Multi-tasking used to be all the rage, remember that? We'd put it on resumés and brag about it on social media. Then finally experts on productivity got loud enough that we could actually make out what they were saying, because, you know, we were too busy doing seventeen other things. You know what they said?
Multi-tasking is less efficient.
When we multi-task, we divide our attention and our brain power. We are more apt to make mistakes because our divided attention and our ability to concentrate is diminished. We might get a lot done, but nothing is done particularly well.
So, you've probably heard of that before and you've corrected the situation and your resumé. But what about task switching? Task switching is when you go from one thing to the next, such as drawing to checking your email.
Not only does multi-tasking make you less efficient, so does frequent task switching.
Okay, so now we're supposed to work on only one thing at a time and never get any breaks?! Yes, and no. If the goal of the day is to finish editing and posting photos of your latest work onto your website and you think it will only take you two hours, you should just buckle down and do it. Put your phone down, turn off email notifications, just do it. With that kind of focus, it might not even take you two hours.
For projects that take a longer time to finish, i.e. days, weeks, months, years, it is good to schedule in your breaks. Commit to working for an hour straight before checking Facebook or going to the bathroom.

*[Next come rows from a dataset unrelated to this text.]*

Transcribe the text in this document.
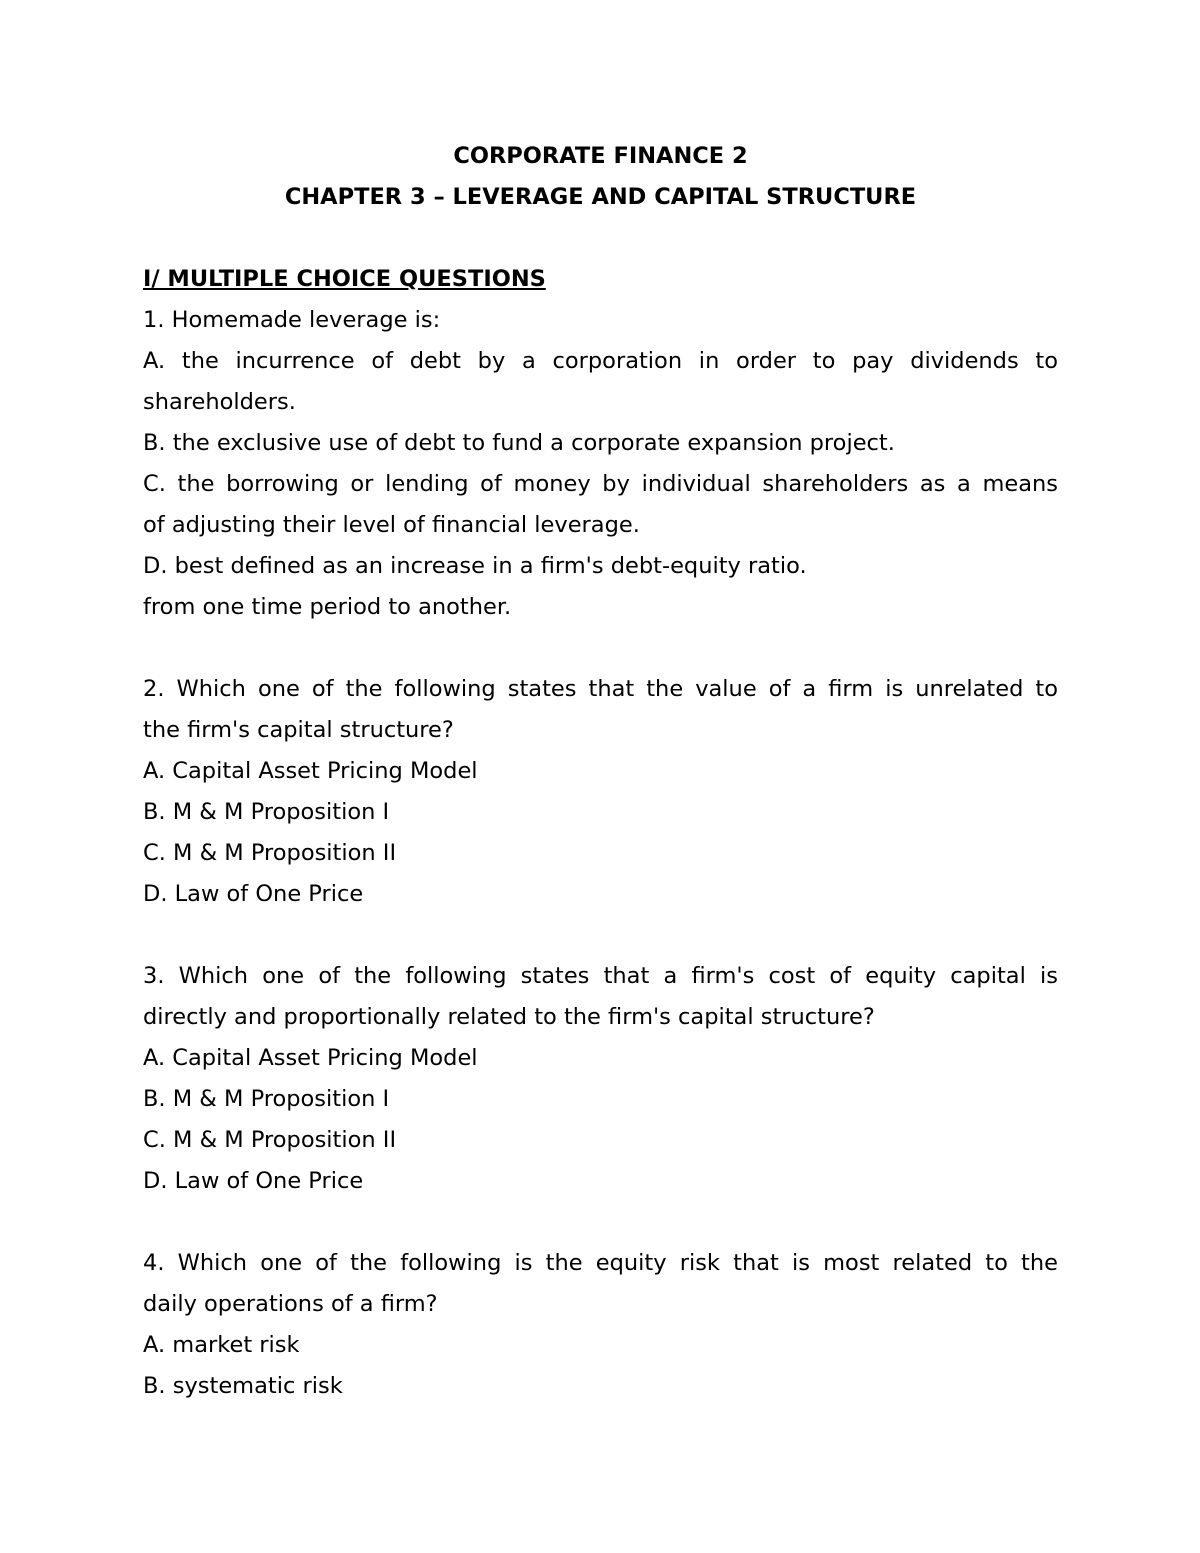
CORPORATE FINANCE 2

CHAPTER 3 – LEVERAGE AND CAPITAL STRUCTURE

I/ MULTIPLE CHOICE QUESTIONS

1. Homemade leverage is:

A. the incurrence of debt by a corporation in order to pay dividends to

shareholders.

B. the exclusive use of debt to fund a corporate expansion project.

C. the borrowing or lending of money by individual shareholders as a means

of adjusting their level of financial leverage.

D. best defined as an increase in a firm's debt-equity ratio.

from one time period to another.

2. Which one of the following states that the value of a firm is unrelated to

the firm's capital structure?

A. Capital Asset Pricing Model

B. M & M Proposition I

C. M & M Proposition II

D. Law of One Price

3. Which one of the following states that a firm's cost of equity capital is

directly and proportionally related to the firm's capital structure?

A. Capital Asset Pricing Model

B. M & M Proposition I

C. M & M Proposition II

D. Law of One Price

4. Which one of the following is the equity risk that is most related to the

daily operations of a firm?

A. market risk

B. systematic risk
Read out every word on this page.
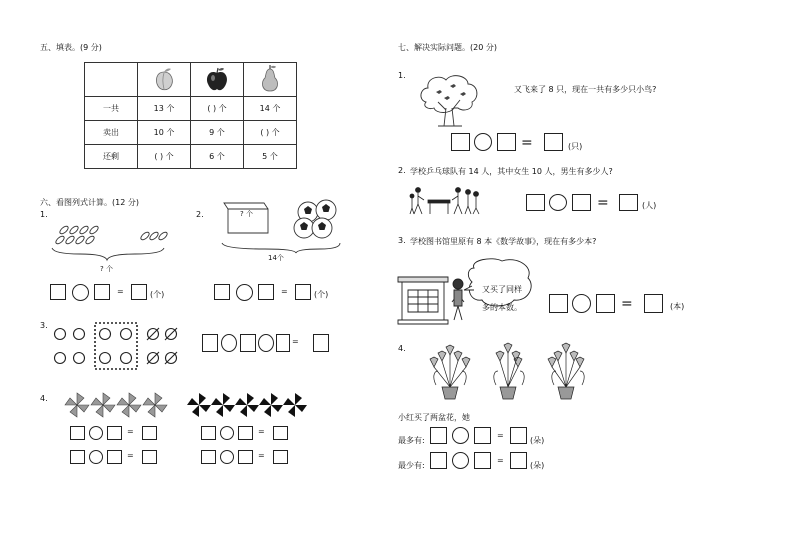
五、填表。(9 分)

一共	13 个	( ) 个	14 个
卖出	10 个	9 个	( ) 个
还剩	( ) 个	6 个	5 个
六、看图列式计算。(12 分)
1.
? 个
=	(个)
2.	? 个
14个
=	(个)
3.
=
4.
=
=
=
=
七、解决实际问题。(20 分)
1.
又飞来了 8 只，现在一共有多少只小鸟?
=	(只)
2. 学校乒乓球队有 14 人，其中女生 10 人，男生有多少人?
=	(人)
3. 学校图书馆里原有 8 本《数学故事》，现在有多少本?
又买了同样
多的本数。	=	(本)
4.
小红买了两盆花，她
最多有:
=
(朵)
最少有:
=
(朵)
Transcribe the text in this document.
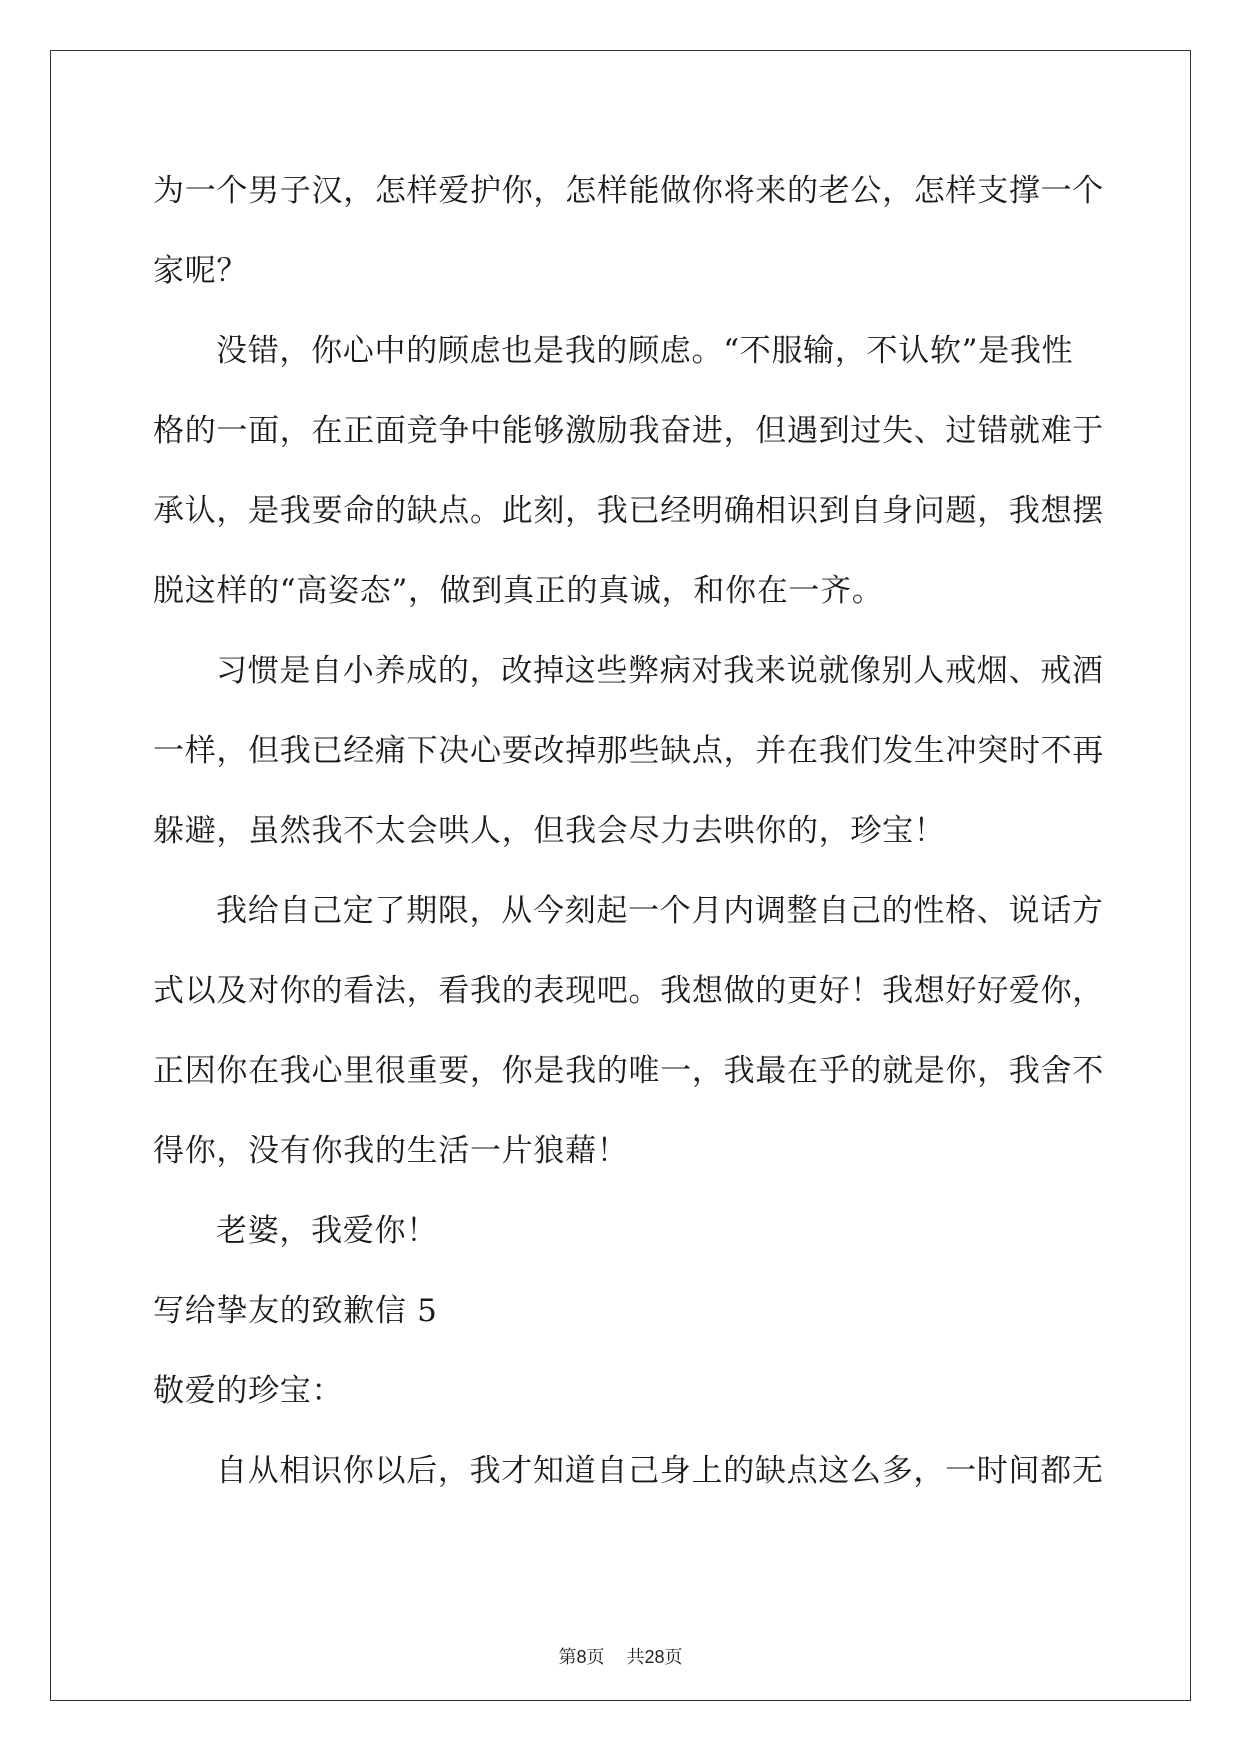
为一个男子汉，怎样爱护你，怎样能做你将来的老公，怎样支撑一个
家呢？
没错，你心中的顾虑也是我的顾虑。“不服输，不认软”是我性
格的一面，在正面竞争中能够激励我奋进，但遇到过失、过错就难于
承认，是我要命的缺点。此刻，我已经明确相识到自身问题，我想摆
脱这样的“高姿态”，做到真正的真诚，和你在一齐。
习惯是自小养成的，改掉这些弊病对我来说就像别人戒烟、戒酒
一样，但我已经痛下决心要改掉那些缺点，并在我们发生冲突时不再
躲避，虽然我不太会哄人，但我会尽力去哄你的，珍宝！
我给自己定了期限，从今刻起一个月内调整自己的性格、说话方
式以及对你的看法，看我的表现吧。我想做的更好！我想好好爱你，
正因你在我心里很重要，你是我的唯一，我最在乎的就是你，我舍不
得你，没有你我的生活一片狼藉！
老婆，我爱你！
写给挚友的致歉信 5
敬爱的珍宝：
自从相识你以后，我才知道自己身上的缺点这么多，一时间都无
第8页 共28页
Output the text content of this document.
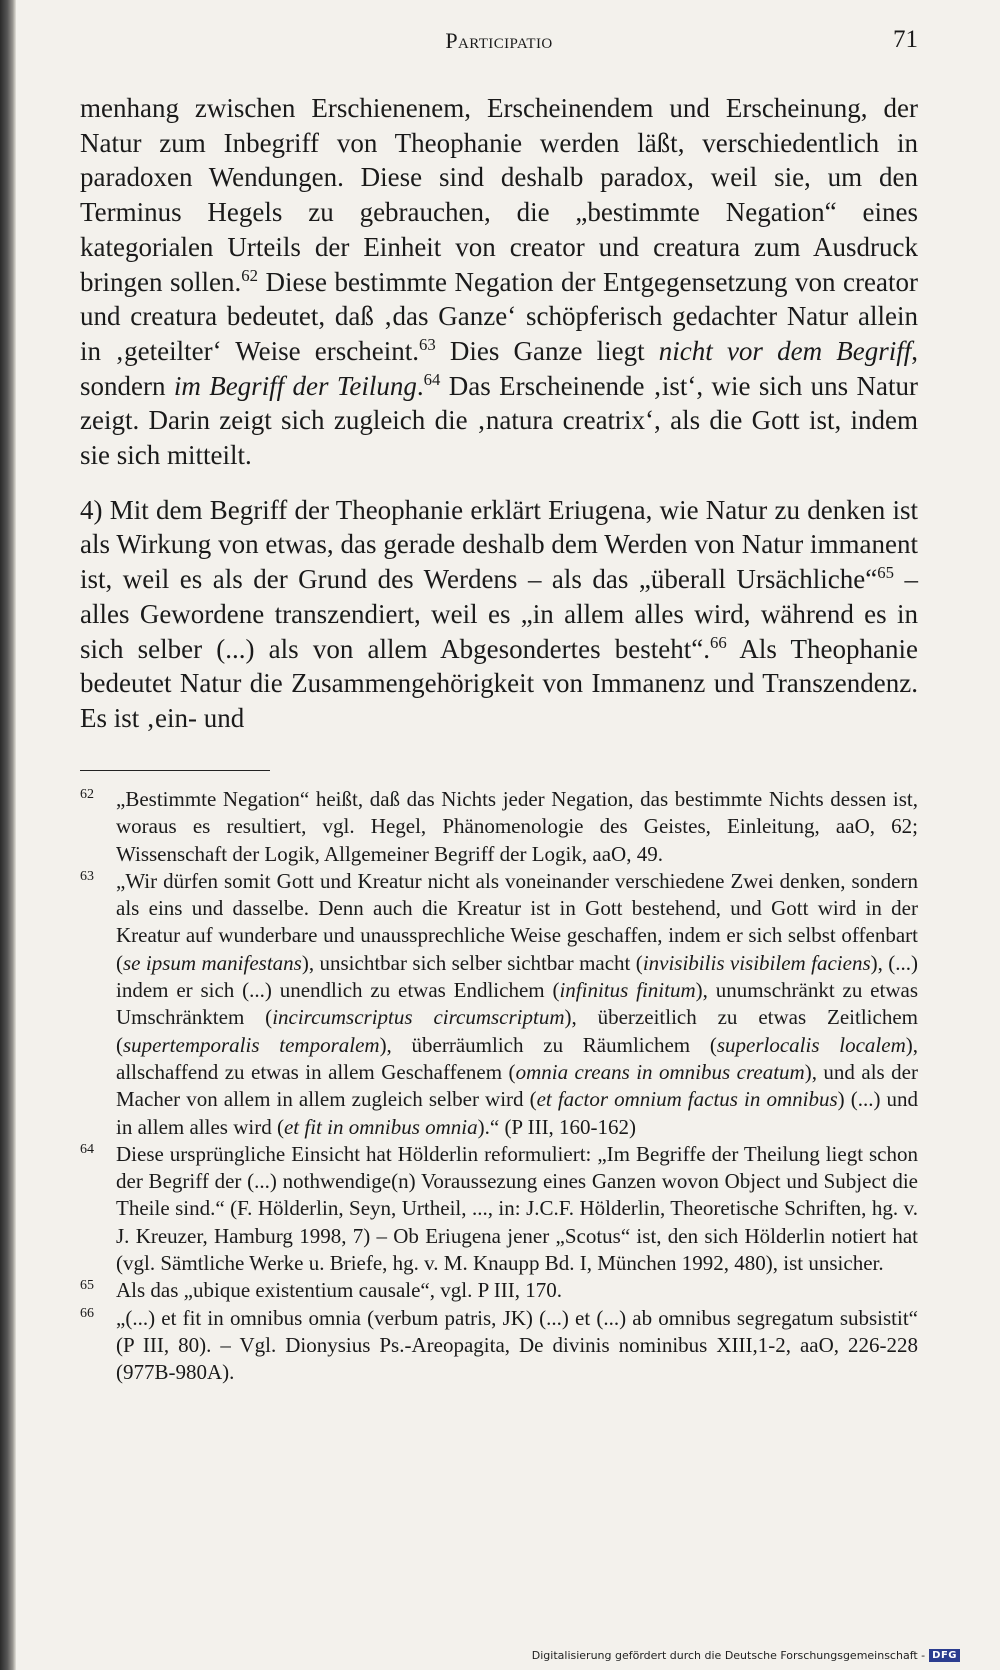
Participatio	71

menhang zwischen Erschienenem, Erscheinendem und Erscheinung, der Natur zum Inbegriff von Theophanie werden läßt, verschiedentlich in paradoxen Wendungen. Diese sind deshalb paradox, weil sie, um den Terminus Hegels zu gebrauchen, die „bestimmte Negation“ eines kategorialen Urteils der Einheit von creator und creatura zum Ausdruck bringen sollen.$^{62}$ Diese bestimmte Negation der Entgegensetzung von creator und creatura bedeutet, daß ‚das Ganze‘ schöpferisch gedachter Natur allein in ‚geteilter‘ Weise erscheint.$^{63}$ Dies Ganze liegt nicht vor dem Begriff, sondern im Begriff der Teilung.$^{64}$ Das Erscheinende ‚ist‘, wie sich uns Natur zeigt. Darin zeigt sich zugleich die ‚natura creatrix‘, als die Gott ist, indem sie sich mitteilt.

4) Mit dem Begriff der Theophanie erklärt Eriugena, wie Natur zu denken ist als Wirkung von etwas, das gerade deshalb dem Werden von Natur immanent ist, weil es als der Grund des Werdens – als das „überall Ursächliche“$^{65}$ – alles Gewordene transzendiert, weil es „in allem alles wird, während es in sich selber (...) als von allem Abgesondertes besteht“.$^{66}$ Als Theophanie bedeutet Natur die Zusammengehörigkeit von Immanenz und Transzendenz. Es ist ‚ein- und

62 „Bestimmte Negation“ heißt, daß das Nichts jeder Negation, das bestimmte Nichts dessen ist, woraus es resultiert, vgl. Hegel, Phänomenologie des Geistes, Einleitung, aaO, 62; Wissenschaft der Logik, Allgemeiner Begriff der Logik, aaO, 49.
63 „Wir dürfen somit Gott und Kreatur nicht als voneinander verschiedene Zwei denken, sondern als eins und dasselbe. Denn auch die Kreatur ist in Gott bestehend, und Gott wird in der Kreatur auf wunderbare und unaussprechliche Weise geschaffen, indem er sich selbst offenbart (se ipsum manifestans), unsichtbar sich selber sichtbar macht (invisibilis visibilem faciens), (...) indem er sich (...) unendlich zu etwas Endlichem (infinitus finitum), unumschränkt zu etwas Umschränktem (incircumscriptus circumscriptum), überzeitlich zu etwas Zeitlichem (supertemporalis temporalem), überräumlich zu Räumlichem (superlocalis localem), allschaffend zu etwas in allem Geschaffenem (omnia creans in omnibus creatum), und als der Macher von allem in allem zugleich selber wird (et factor omnium factus in omnibus) (...) und in allem alles wird (et fit in omnibus omnia).“ (P III, 160-162)
64 Diese ursprüngliche Einsicht hat Hölderlin reformuliert: „Im Begriffe der Theilung liegt schon der Begriff der (...) nothwendige(n) Voraussezung eines Ganzen wovon Object und Subject die Theile sind.“ (F. Hölderlin, Seyn, Urtheil, ..., in: J.C.F. Hölderlin, Theoretische Schriften, hg. v. J. Kreuzer, Hamburg 1998, 7) – Ob Eriugena jener „Scotus“ ist, den sich Hölderlin notiert hat (vgl. Sämtliche Werke u. Briefe, hg. v. M. Knaupp Bd. I, München 1992, 480), ist unsicher.
65 Als das „ubique existentium causale“, vgl. P III, 170.
66 „(...) et fit in omnibus omnia (verbum patris, JK) (...) et (...) ab omnibus segregatum subsistit“ (P III, 80). – Vgl. Dionysius Ps.-Areopagita, De divinis nominibus XIII,1-2, aaO, 226-228 (977B-980A).
Digitalisierung gefördert durch die Deutsche Forschungsgemeinschaft - DFG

Then commit to how long you will take your break!
When you minimize your task switching, you encourage your brain to focus and you maximize your time and energy.
Frequent task switching also calls for frequent brain switching. When you're working and get into the blissful "zone", you're not thinking about Instagram. Your brain is totally focused. Think about all that you accomplish when you're in the "zone". In order to encourage that focus, you have to stop dividing your own attention.
As you switch tasks, your brain takes a few seconds to catch on to what's going on. This is an extreme example to make my point: After having an argument with someone we care about, it is often hard to focus on anything else. Our brain is stuck in the argument and our emotions are all mixed up in it. It takes time to switch out of that experience and into a different one. The same thing happens when you're trying to paint after checking email every five minutes, just on a much smaller scale. Your brain lags between email and painting, making your attention divided.